Il Teatro ospiterà alcuni dei concerti ma soprattutto supporterà il Festival dal punto di vita logistico e organizzativo.  “Il Giglio è il crocevia delle attività musicali e culturali della città – ha ricordato Ragghianti – e anche se gran parte degli eventi non si svolgono in teatro ma in giro per la città noi saremo fortemente impegnati in questo progetto, e per questo mi sento di ringraziare tutto il personale. Si tratta di un grande tentativo di destagionalizzare la nostra attività del nostro teatro, trovando spazi alternativi durante la stagione estiva”.

 

Per l’edizione 2017, è confermata la presenza dei due ensemble di residenza, l’Orchestra da Camera Norvegese 1B1 e il Trio Voces Intimae, e di musicisti quali Boris Berman, Benjamin Schmid, Weiyi Yang, Marian Hahn, Jan Bjøranger, Luigi De Filippi, Maria Solozobova, Paul Cortese, Lars Anders Tomter, Sandro Meo e Riccardo Cecchetti. Fra i nuovi artisti ospiti, il leggendario Bruno Giuranna, il direttore artistico e leader della più importante Orchestra da Camera USA, la St.

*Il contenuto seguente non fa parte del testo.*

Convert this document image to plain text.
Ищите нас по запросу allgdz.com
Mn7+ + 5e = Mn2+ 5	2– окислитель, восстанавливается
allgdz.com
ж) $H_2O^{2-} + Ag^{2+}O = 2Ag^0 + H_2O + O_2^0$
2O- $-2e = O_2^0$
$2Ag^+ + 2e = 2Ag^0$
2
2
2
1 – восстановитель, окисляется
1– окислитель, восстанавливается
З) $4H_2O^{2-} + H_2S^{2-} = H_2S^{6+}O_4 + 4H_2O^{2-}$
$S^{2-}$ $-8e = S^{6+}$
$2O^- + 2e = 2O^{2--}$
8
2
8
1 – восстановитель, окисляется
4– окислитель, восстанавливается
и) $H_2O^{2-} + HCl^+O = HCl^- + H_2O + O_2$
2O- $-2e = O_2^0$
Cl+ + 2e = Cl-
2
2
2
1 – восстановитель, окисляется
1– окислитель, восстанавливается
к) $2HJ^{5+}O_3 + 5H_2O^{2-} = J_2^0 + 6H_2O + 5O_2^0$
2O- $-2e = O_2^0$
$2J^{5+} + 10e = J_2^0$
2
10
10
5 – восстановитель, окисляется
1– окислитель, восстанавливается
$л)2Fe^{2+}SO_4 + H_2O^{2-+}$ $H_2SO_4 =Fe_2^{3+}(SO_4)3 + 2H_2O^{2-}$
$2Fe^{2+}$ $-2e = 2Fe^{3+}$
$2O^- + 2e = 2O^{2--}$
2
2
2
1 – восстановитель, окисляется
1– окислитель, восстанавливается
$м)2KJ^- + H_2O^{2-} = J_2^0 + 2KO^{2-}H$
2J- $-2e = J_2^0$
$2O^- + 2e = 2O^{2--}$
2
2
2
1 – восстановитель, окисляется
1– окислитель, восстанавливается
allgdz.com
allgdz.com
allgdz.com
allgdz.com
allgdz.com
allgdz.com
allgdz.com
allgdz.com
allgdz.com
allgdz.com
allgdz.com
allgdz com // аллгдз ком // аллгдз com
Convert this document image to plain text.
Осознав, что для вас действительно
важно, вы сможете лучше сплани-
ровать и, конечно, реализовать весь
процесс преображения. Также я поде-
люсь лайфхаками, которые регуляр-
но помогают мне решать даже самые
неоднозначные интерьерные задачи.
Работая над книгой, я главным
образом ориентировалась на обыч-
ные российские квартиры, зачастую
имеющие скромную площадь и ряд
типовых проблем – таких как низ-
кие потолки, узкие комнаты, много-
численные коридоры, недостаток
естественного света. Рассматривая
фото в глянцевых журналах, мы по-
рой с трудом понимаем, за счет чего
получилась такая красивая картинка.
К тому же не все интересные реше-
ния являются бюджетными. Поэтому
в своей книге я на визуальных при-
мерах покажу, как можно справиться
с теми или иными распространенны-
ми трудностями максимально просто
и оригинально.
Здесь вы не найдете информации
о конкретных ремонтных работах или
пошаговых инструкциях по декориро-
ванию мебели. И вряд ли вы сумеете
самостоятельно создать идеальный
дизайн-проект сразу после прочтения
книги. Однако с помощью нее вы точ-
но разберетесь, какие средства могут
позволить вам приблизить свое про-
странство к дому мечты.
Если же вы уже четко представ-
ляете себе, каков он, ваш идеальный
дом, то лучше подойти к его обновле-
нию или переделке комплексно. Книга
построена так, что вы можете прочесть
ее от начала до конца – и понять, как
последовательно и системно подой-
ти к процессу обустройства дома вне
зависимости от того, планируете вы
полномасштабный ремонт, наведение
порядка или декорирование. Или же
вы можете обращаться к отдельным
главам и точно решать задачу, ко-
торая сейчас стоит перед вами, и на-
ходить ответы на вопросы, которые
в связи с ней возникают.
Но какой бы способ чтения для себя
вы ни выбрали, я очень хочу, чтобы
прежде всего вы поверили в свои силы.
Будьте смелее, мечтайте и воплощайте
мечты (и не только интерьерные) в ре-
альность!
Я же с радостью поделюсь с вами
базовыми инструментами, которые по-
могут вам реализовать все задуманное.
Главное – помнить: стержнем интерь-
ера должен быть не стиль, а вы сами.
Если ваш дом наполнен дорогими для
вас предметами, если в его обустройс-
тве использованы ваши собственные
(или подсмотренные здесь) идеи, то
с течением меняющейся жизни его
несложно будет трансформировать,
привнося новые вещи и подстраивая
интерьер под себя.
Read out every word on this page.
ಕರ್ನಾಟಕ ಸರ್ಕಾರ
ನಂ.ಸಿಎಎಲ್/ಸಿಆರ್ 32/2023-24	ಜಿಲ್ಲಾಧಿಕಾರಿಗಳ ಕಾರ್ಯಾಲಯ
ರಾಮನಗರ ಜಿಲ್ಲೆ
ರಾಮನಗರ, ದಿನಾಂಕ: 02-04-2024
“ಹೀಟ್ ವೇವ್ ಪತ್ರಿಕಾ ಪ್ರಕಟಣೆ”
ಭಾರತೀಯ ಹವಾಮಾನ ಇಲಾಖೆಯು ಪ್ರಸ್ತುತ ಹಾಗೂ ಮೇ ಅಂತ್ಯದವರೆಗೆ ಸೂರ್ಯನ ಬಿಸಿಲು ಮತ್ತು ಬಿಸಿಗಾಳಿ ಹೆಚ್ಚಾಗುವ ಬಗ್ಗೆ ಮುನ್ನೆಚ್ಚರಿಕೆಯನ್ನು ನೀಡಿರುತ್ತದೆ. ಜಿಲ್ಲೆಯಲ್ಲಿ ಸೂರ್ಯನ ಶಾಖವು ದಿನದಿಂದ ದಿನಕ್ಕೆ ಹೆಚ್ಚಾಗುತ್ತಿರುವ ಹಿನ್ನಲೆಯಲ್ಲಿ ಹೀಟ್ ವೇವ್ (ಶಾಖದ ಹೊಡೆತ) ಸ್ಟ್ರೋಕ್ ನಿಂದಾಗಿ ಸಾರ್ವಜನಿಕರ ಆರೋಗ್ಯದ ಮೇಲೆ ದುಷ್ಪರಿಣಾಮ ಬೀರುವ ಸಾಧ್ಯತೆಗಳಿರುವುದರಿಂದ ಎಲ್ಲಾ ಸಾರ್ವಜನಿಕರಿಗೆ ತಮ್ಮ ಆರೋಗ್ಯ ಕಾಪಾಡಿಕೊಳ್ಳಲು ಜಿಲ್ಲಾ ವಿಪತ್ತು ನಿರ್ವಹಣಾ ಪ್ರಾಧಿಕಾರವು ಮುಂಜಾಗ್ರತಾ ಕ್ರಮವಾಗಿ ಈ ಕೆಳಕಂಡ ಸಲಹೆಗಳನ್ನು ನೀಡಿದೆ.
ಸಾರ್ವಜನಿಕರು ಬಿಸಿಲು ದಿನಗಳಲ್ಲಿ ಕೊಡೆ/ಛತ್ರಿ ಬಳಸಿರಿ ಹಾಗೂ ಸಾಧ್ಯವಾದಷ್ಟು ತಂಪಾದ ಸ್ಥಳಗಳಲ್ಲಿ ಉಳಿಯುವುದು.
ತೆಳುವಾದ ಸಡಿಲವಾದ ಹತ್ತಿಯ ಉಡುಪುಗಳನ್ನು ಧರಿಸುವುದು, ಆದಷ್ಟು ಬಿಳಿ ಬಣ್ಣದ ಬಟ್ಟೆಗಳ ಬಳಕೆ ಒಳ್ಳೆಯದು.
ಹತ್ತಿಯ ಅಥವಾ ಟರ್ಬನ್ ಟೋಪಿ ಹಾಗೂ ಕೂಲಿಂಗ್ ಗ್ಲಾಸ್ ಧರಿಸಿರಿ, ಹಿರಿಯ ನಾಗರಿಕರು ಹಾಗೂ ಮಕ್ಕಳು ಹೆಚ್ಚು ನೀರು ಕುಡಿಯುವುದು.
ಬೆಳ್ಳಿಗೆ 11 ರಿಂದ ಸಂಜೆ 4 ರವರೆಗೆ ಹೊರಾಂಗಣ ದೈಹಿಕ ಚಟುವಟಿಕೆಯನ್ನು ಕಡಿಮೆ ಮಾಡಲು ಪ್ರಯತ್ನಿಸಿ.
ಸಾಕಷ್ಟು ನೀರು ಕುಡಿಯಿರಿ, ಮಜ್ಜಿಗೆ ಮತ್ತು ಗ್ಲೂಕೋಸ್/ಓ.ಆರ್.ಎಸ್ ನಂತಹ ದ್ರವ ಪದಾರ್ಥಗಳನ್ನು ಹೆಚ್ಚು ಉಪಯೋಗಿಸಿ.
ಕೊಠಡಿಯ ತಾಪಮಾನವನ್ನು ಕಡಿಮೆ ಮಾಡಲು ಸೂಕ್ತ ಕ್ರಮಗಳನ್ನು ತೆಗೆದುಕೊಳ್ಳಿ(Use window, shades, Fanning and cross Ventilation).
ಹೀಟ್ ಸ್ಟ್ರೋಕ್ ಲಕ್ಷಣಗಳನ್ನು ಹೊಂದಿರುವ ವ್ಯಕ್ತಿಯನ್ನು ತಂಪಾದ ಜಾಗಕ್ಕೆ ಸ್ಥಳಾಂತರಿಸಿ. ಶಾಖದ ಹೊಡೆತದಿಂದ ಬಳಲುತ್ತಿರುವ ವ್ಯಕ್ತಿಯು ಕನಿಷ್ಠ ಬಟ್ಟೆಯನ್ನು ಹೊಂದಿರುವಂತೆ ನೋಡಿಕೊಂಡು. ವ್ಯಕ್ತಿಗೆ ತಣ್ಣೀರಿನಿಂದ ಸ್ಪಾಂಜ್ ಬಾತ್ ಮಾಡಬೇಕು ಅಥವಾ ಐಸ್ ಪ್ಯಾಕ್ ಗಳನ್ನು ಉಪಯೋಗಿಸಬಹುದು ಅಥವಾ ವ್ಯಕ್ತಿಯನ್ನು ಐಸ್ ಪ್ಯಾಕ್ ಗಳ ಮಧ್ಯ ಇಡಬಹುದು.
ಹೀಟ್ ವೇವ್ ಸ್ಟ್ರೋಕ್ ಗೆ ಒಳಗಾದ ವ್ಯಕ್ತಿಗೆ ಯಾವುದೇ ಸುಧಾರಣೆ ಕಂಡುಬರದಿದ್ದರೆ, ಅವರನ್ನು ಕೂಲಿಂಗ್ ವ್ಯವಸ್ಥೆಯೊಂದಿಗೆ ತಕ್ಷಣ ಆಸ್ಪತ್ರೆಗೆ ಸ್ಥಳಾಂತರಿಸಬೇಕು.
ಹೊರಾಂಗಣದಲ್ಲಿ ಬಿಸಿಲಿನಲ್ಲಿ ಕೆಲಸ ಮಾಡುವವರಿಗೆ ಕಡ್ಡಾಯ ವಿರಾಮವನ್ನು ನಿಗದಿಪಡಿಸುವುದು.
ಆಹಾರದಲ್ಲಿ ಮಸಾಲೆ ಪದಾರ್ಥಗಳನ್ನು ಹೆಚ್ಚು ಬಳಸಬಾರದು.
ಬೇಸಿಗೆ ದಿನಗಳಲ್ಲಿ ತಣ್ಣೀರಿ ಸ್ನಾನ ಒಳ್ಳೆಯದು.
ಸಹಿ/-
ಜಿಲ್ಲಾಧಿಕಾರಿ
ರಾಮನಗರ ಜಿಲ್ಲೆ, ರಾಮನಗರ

Paul Chamber Orchestra, Kyu-Young Kim, il direttore artistico della Scuola di Musica di Fiesole e del Concorso internazionale di quartetto d’archi di Bordeaux, Alain Meunier, il direttore artistico del Festival di Stavanger, Christian Ihle Hadland. Saranno inoltre ospiti altri importanti musicisti quali Torleif Thedéen, Eszter Haffner, Yejin Gil, Ilmari Hopkins, insieme ai docenti del nuovo ed innovativo programma dedicato al contrabbasso Alberto Bocini, Gabriele Ragghianti e Ivan Zavgorodniy.